Bagi Feuerbach, kemanusiaan, yang diproyeksikan pada sosok Allah dalam agama, merupakan sesuatu yang positif karena melalui kemanusiaan, manusia bisa melihat hakikatnya yang sebenarnya. Namun, kesadaran manusia akan hal itu justru ditenggelamkan oleh kekuatan dogma-dogma agama. Akibatnya, manusia lupa bahwa proyeksi itu adalah dirinya sendiri dan manusia menganggap proyeksi itu sebagai sesuatu yang real. Manusia menjadi terasing dengan hakikatnya sendiri bahkan takut dan menjadi lumpuh di hadapan proyeksinya sendiri. Manusia memohon berkah dari proyeksinya secara pasif tanpa ada upaya realisasi atas potensi-potensi yang ia miliki. Agama adalah batu sandungan bagi kemajuan, ilmu pengetahuan, pencerahan, kedewasaan, dan kebebasan manusia.

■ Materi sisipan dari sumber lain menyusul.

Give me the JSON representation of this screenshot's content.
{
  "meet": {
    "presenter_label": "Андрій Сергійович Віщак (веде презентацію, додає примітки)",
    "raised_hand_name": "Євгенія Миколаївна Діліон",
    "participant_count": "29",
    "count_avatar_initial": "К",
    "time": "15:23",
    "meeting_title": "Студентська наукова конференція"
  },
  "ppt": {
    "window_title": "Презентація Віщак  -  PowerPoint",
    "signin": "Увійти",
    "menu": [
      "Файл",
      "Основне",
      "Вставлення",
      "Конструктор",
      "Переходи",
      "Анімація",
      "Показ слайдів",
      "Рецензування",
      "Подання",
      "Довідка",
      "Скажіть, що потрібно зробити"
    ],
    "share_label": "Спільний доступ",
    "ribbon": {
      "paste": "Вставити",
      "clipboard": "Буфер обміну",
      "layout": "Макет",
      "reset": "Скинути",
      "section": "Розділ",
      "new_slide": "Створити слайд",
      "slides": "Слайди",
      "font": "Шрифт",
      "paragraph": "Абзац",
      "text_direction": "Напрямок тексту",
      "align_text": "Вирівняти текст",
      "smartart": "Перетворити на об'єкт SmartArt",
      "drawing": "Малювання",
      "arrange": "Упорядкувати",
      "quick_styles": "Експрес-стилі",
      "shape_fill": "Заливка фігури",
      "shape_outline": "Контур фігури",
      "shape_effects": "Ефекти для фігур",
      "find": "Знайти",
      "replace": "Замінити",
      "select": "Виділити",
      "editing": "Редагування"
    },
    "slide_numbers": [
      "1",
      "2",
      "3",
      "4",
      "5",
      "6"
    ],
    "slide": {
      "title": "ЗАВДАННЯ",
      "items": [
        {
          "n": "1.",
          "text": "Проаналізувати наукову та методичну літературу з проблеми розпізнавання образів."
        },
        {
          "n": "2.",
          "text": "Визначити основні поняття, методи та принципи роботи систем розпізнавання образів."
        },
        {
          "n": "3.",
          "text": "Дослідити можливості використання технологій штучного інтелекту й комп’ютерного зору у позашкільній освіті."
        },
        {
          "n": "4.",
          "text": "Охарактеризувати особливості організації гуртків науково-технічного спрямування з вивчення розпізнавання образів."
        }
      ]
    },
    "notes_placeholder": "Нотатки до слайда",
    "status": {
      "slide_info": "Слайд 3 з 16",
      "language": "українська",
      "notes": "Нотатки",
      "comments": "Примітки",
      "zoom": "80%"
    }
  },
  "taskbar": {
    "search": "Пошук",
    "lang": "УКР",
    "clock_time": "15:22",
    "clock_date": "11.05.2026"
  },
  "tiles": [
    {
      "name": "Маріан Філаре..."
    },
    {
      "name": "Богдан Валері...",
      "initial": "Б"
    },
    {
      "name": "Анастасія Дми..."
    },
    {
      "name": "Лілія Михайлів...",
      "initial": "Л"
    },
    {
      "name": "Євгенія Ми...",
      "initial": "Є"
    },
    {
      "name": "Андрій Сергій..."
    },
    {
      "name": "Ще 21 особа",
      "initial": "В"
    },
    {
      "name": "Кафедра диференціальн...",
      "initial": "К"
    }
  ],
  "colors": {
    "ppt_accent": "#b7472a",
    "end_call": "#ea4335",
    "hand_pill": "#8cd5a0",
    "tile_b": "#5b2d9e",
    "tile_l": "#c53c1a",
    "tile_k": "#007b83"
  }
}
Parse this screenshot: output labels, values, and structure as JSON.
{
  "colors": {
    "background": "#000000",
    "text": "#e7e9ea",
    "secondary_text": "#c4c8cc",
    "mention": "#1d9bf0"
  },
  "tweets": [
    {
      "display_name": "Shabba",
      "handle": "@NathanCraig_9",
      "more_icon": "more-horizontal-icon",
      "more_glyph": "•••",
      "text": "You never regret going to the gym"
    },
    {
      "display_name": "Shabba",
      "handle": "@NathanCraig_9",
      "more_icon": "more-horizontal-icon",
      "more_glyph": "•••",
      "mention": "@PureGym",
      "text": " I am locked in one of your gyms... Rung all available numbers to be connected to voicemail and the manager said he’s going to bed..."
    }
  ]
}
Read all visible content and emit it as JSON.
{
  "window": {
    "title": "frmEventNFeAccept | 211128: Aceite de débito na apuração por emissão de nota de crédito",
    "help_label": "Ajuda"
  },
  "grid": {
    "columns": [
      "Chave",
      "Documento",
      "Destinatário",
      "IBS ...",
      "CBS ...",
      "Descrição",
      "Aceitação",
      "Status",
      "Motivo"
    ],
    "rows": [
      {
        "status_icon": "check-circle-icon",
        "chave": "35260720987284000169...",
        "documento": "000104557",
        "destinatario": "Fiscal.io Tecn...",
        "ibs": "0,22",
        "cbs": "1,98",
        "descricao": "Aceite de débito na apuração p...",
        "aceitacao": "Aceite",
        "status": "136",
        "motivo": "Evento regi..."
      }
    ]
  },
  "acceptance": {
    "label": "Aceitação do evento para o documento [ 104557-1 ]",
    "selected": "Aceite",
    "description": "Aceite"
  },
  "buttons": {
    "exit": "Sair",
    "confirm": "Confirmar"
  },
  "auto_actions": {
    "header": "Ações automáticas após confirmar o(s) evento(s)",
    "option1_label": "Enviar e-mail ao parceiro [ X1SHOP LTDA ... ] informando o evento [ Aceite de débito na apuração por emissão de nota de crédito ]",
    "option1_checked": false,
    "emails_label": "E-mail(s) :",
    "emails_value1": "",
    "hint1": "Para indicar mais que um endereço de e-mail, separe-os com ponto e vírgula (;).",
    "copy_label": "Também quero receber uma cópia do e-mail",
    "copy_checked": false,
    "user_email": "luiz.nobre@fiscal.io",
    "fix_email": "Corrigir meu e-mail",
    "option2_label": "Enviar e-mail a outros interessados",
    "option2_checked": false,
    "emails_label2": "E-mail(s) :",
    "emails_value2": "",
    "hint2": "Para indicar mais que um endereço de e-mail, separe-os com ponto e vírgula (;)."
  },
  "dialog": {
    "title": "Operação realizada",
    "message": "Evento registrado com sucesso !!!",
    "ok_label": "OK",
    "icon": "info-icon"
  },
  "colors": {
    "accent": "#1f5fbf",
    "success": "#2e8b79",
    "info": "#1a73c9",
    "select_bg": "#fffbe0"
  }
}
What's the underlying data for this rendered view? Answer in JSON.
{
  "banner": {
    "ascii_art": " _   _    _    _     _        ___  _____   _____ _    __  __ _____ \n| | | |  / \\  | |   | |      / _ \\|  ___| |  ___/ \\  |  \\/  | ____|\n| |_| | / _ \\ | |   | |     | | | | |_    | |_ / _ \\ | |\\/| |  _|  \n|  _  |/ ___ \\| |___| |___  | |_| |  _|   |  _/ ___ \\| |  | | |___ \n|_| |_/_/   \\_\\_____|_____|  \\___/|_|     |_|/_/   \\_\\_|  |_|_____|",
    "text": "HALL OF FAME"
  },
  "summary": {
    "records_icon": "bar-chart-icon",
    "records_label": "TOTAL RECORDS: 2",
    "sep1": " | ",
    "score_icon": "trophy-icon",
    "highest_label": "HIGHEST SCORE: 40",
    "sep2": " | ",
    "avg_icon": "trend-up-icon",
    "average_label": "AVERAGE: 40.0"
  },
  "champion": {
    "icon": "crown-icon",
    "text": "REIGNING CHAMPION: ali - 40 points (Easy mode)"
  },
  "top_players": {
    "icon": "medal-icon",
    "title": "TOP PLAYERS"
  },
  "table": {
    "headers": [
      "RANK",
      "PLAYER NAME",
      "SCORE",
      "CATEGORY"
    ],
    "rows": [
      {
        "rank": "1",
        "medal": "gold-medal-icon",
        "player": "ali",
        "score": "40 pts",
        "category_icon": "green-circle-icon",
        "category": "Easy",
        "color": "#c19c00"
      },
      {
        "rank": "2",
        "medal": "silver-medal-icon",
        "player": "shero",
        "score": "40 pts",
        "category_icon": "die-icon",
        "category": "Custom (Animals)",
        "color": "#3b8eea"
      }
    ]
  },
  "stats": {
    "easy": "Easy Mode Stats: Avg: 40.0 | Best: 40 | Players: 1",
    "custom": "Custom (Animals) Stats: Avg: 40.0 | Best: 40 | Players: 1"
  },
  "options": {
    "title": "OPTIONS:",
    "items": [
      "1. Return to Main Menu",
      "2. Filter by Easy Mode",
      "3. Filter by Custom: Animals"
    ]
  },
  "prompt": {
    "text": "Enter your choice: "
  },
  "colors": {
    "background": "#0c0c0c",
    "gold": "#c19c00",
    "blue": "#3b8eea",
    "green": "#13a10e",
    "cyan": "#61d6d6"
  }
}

Kesadaran manusia adalah satu-satunya kunci untuk mencapai kemanusiaan dan satu-satunya jalan untuk mencapai kesadaran ialah meniadakan agama dan membuangnya jauh-jauh. Dengan kesadarannya, manusia membuka matanya akan apa yang selama ini ia sembah. Dengan kesadaran itu juga, ia memulai hidup dengan tujuan yang satu, yakni menjadi dirinya sendiri tanpa campur tangan Tuhan dan agama. Dengan kesadarannya, manusia tidak lagi berteologi. Teologi harus menjadi antropologi, sebagai buah kesadaran manusia akan dirinya dan realitas agama. Segala predikat yang dikenakan oleh teologi kepada Allah (Mahaagung, Mahakuasa, dan sebagainya) dapat dipertahankan, asal subjeknya diganti dengan manusia.  Harapan Feuerbach ialah dengan menyadari itu semua, manusia secara umum dapat merealisasikan dirinya secara optimal dan secara khusus dapat mewujudkan dirinya sebagai mahkluk sosial, yang tidak seperti seorang beragama yang sering intoleran dan fanatik.